En correspondencia, entre los Estados verdaderamente en juego (aquellos donde las encuestas indican una carrera cerrada entre Trump y Biden por la victoria), son los de gobierno azul los que presentan un esfuerzo por ampliar y agilizar los procesos del voto por correo. Menos los republicanos, con la salvedad de Iowa. Las otras dos excepciones rojas, Georgia y New Hampshire, no vienen por iniciativa del poder ejecutivo, sino del judicial, obligando a los respectivos a ampliar fecha o posibilidades para quienes deseen ejercer voto a distancia por la pandemia.
Texas, de hecho, está haciendo esfuerzos por reducir (en lugar de ampliar) las posibilidades para quienes opten por el servicio postal. Su gobernador ha ido cerrando lugares de depósito del voto a distancia, mientras las autoridades locales trataban de mantenerlos abiertos. Otra particularidad más del sistema estadounidense: no existe un árbitro electoral nacional, sino que la organización efectiva de cualquier elección depende en primera instancia de los Estados, pero en otras muchas de condados y municipios.
Todo ello facilita que el derecho a voto siga siendo un sujeto de debate y rediseño administrativo constante. Uno que permite creatividades inimaginables. Porque la idea de Trump de estigmatizar el voto por correo puede ser leída precisamente como una innovación: cuando le señala a su base que este formato es indeseable, sujeto a fraude, un efecto plausible es que la sugerida correlación entre modalidad de voto y partido se haga más fuerte.

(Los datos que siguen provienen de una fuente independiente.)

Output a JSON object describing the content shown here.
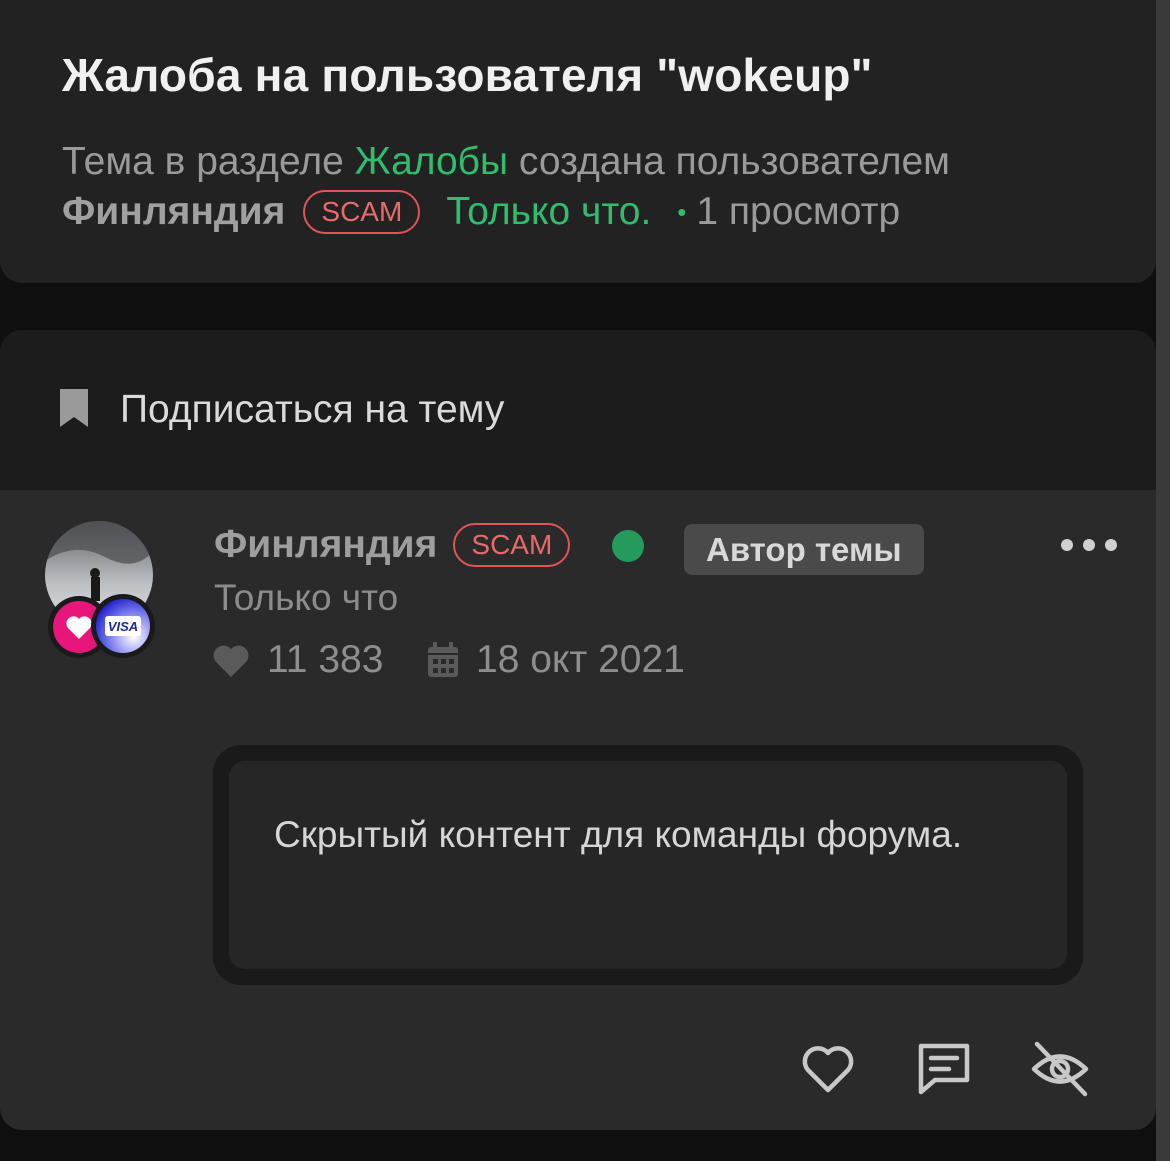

Dicho de otra manera: que, una vez pasadas las elecciones, cuando los republicanos batallen Estado a Estado, condado a condado qué votos contar, cuáles no y hasta cuándo hacerlo (como ya sucedió en las presidenciales de 2000, cuando Gore perdió Florida y la presidencia ante Bush Jr. por la vía jurídica), puedan apuntar al voto por correo con la seguridad de que el resultado de la supresión les beneficiará a ellos. Su argumento seguirá siendo el del fraude. Las probabilidades reales de que un voto por correo sea fraudulento, a la luz de un estudio de Brookings Institution basado en datos de la conservadora Heritage Foundation centrado precisamente en los Estados que lo tienen por defecto, son de algo así como uno entre un millón.
Por eso es difícil asumir que una preocupación genuina por el fraude es, o alguna vez ha sido, lo que verdaderamente motiva a Trump. Ni al conjunto del Partido Republicano.